As sessões virtuais para julgamento desses feitos, realizadas semanalmente, duravam sete dias corridos[8]. Computava-se o voto do ministro que não se manifestasse nesse prazo como se estivesse acompanhando o relator. A ementa, o relatório e o voto apenas eram tornados públicos depois da conclusão do julgamento. A lista ou o processo objeto de pedido de vista deveria ser encaminhado para julgamento presencial. E o processo era retirado desse ambiente caso houvesse pedido de destaque ou vista por ministro ou, ainda, pela parte, quando requerido no prazo fixado, desde que deferido pelo relator, bem como nos casos em que coubesse defesa oral. À época, não havia o lançamento no andamento processual da inclusão do processo para julgamento em lista, o que exigia dos interessados a leitura semanal de todas as listas divulgadas no sítio eletrônico do STF, para saber se determinado processo seria ou não julgado.

Já em junho de 2019, o julgamento em ambiente eletrônico, ainda a critério do relator, foi estendido para, além de agravos internos, regimentais e embargos de declaração, as seguintes classes processuais: medidas cautelares em ações de controle concentrado; referendo de medidas cautelares e de tutelas provisórias; e demais classes processuais, como recursos extraordinários e agravos, inclusive com repercussão geral reconhecida, cuja matéria discutida tenha jurisprudência dominante do STF[9]. Adveio, ainda, resolução que instituiu alterações na sistemática anterior, especificamente quanto (i) à atribuição de numeração às listas; (ii) à geração de andamento processual com a informação sobre a inclusão dos processos; (iii) ao prazo das sessões virtuais, que passou a ser de cinco dias úteis; (iv) à fixação de prazo para se requerer a sustentação oral; e (v) à possibilidade de listas ou processos objeto de pedido de vista serem devolvidos, a critério do ministro vistor, para prosseguimento do julgamento em ambiente virtual, podendo ser modificados os votos já proferidos[10].

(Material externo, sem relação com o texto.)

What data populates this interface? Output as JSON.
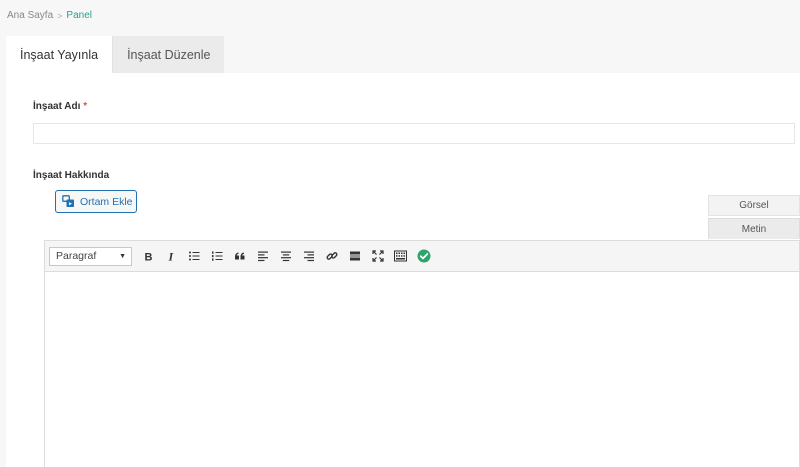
{
  "breadcrumb": {
    "home": "Ana Sayfa",
    "separator": ">",
    "current": "Panel"
  },
  "tabs": [
    {
      "label": "İnşaat Yayınla",
      "active": true
    },
    {
      "label": "İnşaat Düzenle",
      "active": false
    }
  ],
  "form": {
    "name_label": "İnşaat Adı",
    "required_mark": "*",
    "name_value": "",
    "about_label": "İnşaat Hakkında",
    "media_button": "Ortam Ekle"
  },
  "editor": {
    "mode_visual": "Görsel",
    "mode_text": "Metin",
    "format_select": "Paragraf",
    "toolbar_icons": [
      "bold-icon",
      "italic-icon",
      "bullet-list-icon",
      "numbered-list-icon",
      "blockquote-icon",
      "align-left-icon",
      "align-center-icon",
      "align-right-icon",
      "link-icon",
      "read-more-icon",
      "fullscreen-icon",
      "toolbar-toggle-icon",
      "check-circle-icon"
    ],
    "content": ""
  },
  "colors": {
    "accent": "#2a9d8f",
    "media_button": "#2271b1",
    "check": "#2ea36b",
    "required": "#d9534f"
  }
}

Até aquele momento, portanto, o julgamento em ambiente virtual no STF transcorria sem a devida transparência. O público externo apenas conseguia ter acesso ao sentido dos votos quando da conclusão do julgamento, e ao teor do acórdão quando da publicação. A inclusão em pauta para julgamento virtual significava um tormento para os que litigam perante a Corte, que sofriam com a falta de informações e viam o seu processo encarado como de menor relevância, tanto que gabinetes indeferiam pedidos de audiência ao único fundamento de que o processo teria sido submetido pelo relator a essa sistemática.

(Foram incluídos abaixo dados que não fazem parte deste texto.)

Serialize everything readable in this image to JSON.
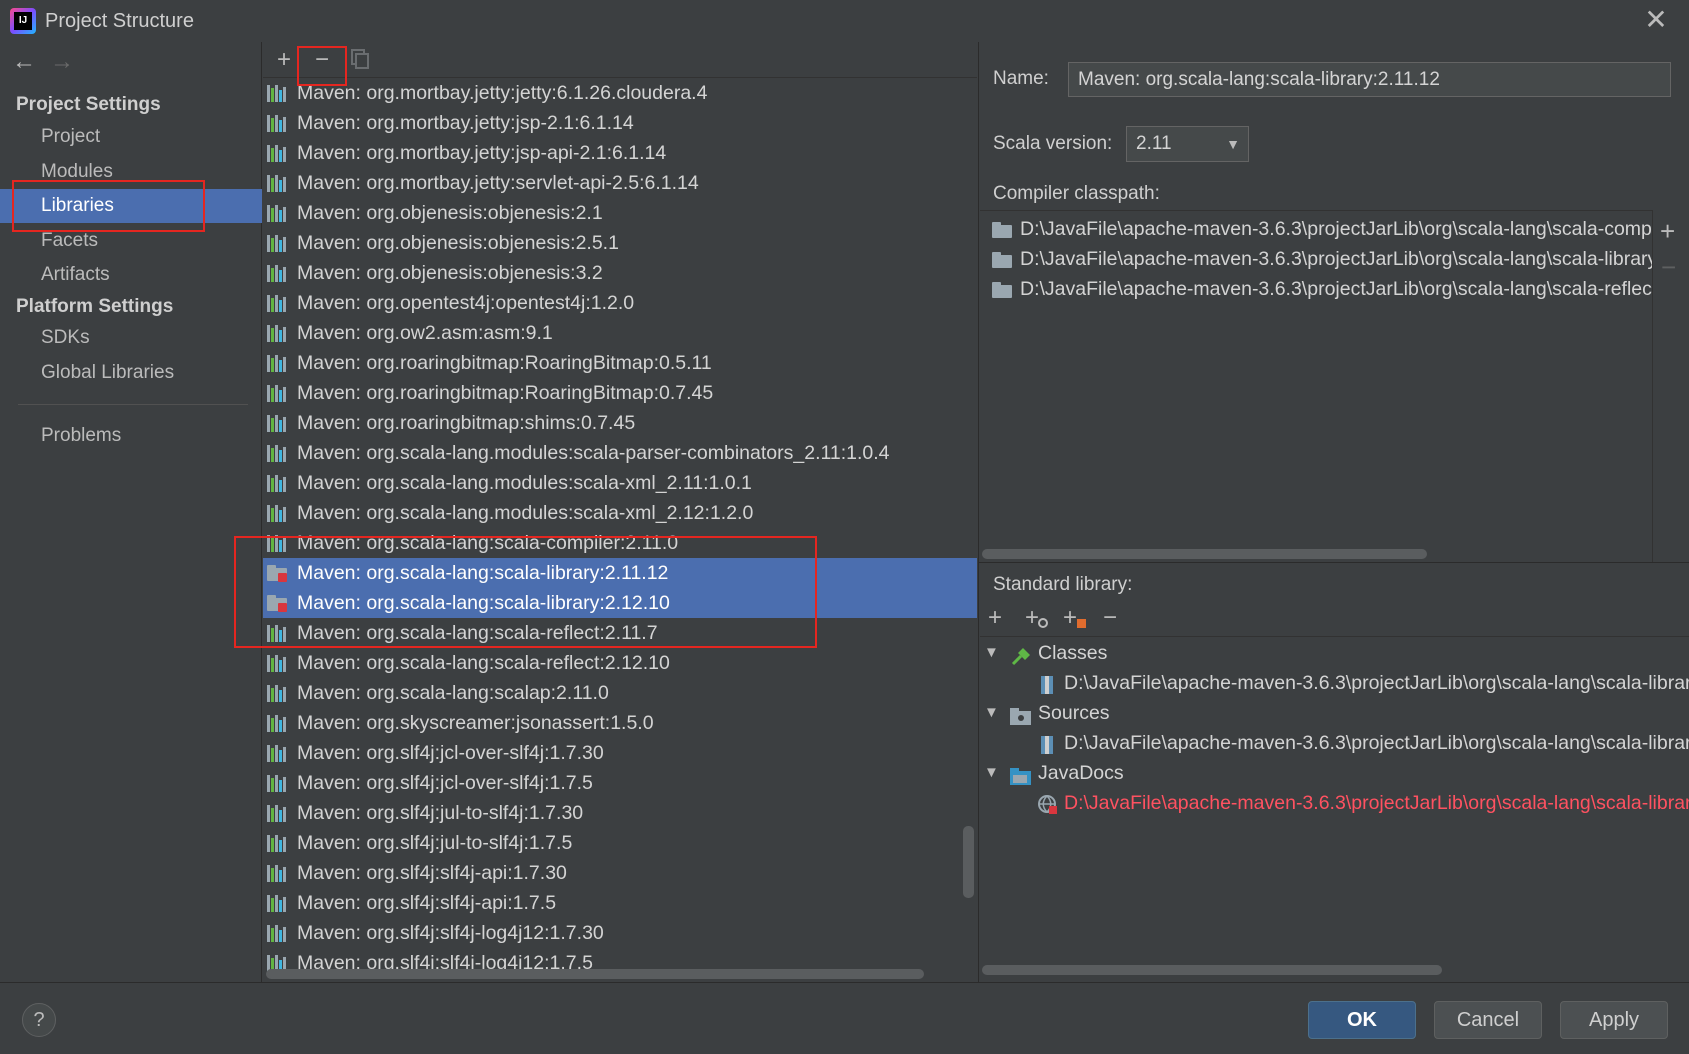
{
  "window": {
    "title": "Project Structure",
    "logo_text": "IJ"
  },
  "sidebar": {
    "back_glyph": "←",
    "forward_glyph": "→",
    "sections": [
      {
        "title": "Project Settings",
        "items": [
          "Project",
          "Modules",
          "Libraries",
          "Facets",
          "Artifacts"
        ]
      },
      {
        "title": "Platform Settings",
        "items": [
          "SDKs",
          "Global Libraries"
        ]
      }
    ],
    "extra_items": [
      "Problems"
    ],
    "selected": "Libraries"
  },
  "libraries_toolbar": {
    "add": "+",
    "remove": "−"
  },
  "libraries": [
    "Maven: org.mortbay.jetty:jetty:6.1.26.cloudera.4",
    "Maven: org.mortbay.jetty:jsp-2.1:6.1.14",
    "Maven: org.mortbay.jetty:jsp-api-2.1:6.1.14",
    "Maven: org.mortbay.jetty:servlet-api-2.5:6.1.14",
    "Maven: org.objenesis:objenesis:2.1",
    "Maven: org.objenesis:objenesis:2.5.1",
    "Maven: org.objenesis:objenesis:3.2",
    "Maven: org.opentest4j:opentest4j:1.2.0",
    "Maven: org.ow2.asm:asm:9.1",
    "Maven: org.roaringbitmap:RoaringBitmap:0.5.11",
    "Maven: org.roaringbitmap:RoaringBitmap:0.7.45",
    "Maven: org.roaringbitmap:shims:0.7.45",
    "Maven: org.scala-lang.modules:scala-parser-combinators_2.11:1.0.4",
    "Maven: org.scala-lang.modules:scala-xml_2.11:1.0.1",
    "Maven: org.scala-lang.modules:scala-xml_2.12:1.2.0",
    "Maven: org.scala-lang:scala-compiler:2.11.0",
    "Maven: org.scala-lang:scala-library:2.11.12",
    "Maven: org.scala-lang:scala-library:2.12.10",
    "Maven: org.scala-lang:scala-reflect:2.11.7",
    "Maven: org.scala-lang:scala-reflect:2.12.10",
    "Maven: org.scala-lang:scalap:2.11.0",
    "Maven: org.skyscreamer:jsonassert:1.5.0",
    "Maven: org.slf4j:jcl-over-slf4j:1.7.30",
    "Maven: org.slf4j:jcl-over-slf4j:1.7.5",
    "Maven: org.slf4j:jul-to-slf4j:1.7.30",
    "Maven: org.slf4j:jul-to-slf4j:1.7.5",
    "Maven: org.slf4j:slf4j-api:1.7.30",
    "Maven: org.slf4j:slf4j-api:1.7.5",
    "Maven: org.slf4j:slf4j-log4j12:1.7.30",
    "Maven: org.slf4j:slf4j-log4j12:1.7.5"
  ],
  "selected_libraries": [
    "Maven: org.scala-lang:scala-library:2.11.12",
    "Maven: org.scala-lang:scala-library:2.12.10"
  ],
  "library_icons": {
    "default": "library-bars-icon",
    "selected": "folder-error-icon"
  },
  "details": {
    "name_label": "Name:",
    "name_value": "Maven: org.scala-lang:scala-library:2.11.12",
    "scala_version_label": "Scala version:",
    "scala_version_value": "2.11",
    "compiler_classpath_label": "Compiler classpath:",
    "compiler_classpath": [
      "D:\\JavaFile\\apache-maven-3.6.3\\projectJarLib\\org\\scala-lang\\scala-compi",
      "D:\\JavaFile\\apache-maven-3.6.3\\projectJarLib\\org\\scala-lang\\scala-library",
      "D:\\JavaFile\\apache-maven-3.6.3\\projectJarLib\\org\\scala-lang\\scala-reflect"
    ],
    "classpath_add": "+",
    "classpath_remove": "−",
    "standard_library_label": "Standard library:",
    "std_toolbar": [
      "+",
      "+",
      "+",
      "−"
    ],
    "tree": [
      {
        "node": "Classes",
        "icon": "hammer-icon",
        "child": "D:\\JavaFile\\apache-maven-3.6.3\\projectJarLib\\org\\scala-lang\\scala-librar",
        "child_icon": "jar-icon",
        "error": false
      },
      {
        "node": "Sources",
        "icon": "source-folder-icon",
        "child": "D:\\JavaFile\\apache-maven-3.6.3\\projectJarLib\\org\\scala-lang\\scala-librar",
        "child_icon": "jar-icon",
        "error": false
      },
      {
        "node": "JavaDocs",
        "icon": "javadoc-folder-icon",
        "child": "D:\\JavaFile\\apache-maven-3.6.3\\projectJarLib\\org\\scala-lang\\scala-librar",
        "child_icon": "globe-error-icon",
        "error": true
      }
    ]
  },
  "footer": {
    "help": "?",
    "ok": "OK",
    "cancel": "Cancel",
    "apply": "Apply"
  },
  "colors": {
    "accent": "#4b6eaf",
    "primary_button": "#365880",
    "error_text": "#ff5261",
    "annotation": "#e52620",
    "background": "#3c3f41"
  }
}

Em agosto de 2019, veio, então, uma mudança significativa: foi disponibilizada uma plataforma, no sítio do STF, permitindo o acesso, em tempo real, ao andamento do julgamento virtual[11]. Com isso, portanto, o público externo passou a acompanhar, antes da conclusão do julgamento, em que sentido os ministros estão votando (“acompanho o Relator”; “acompanho o Relator com ressalva de entendimento”; “divirjo do Relator”; ou “acompanho a divergência”). Por óbvio, essa divulgação já foi considerada um grande avanço, por conferir maior transparência aos julgamentos virtuais e, assim, guiar a atuação de advogados, procuradores e defensores durante a assentada.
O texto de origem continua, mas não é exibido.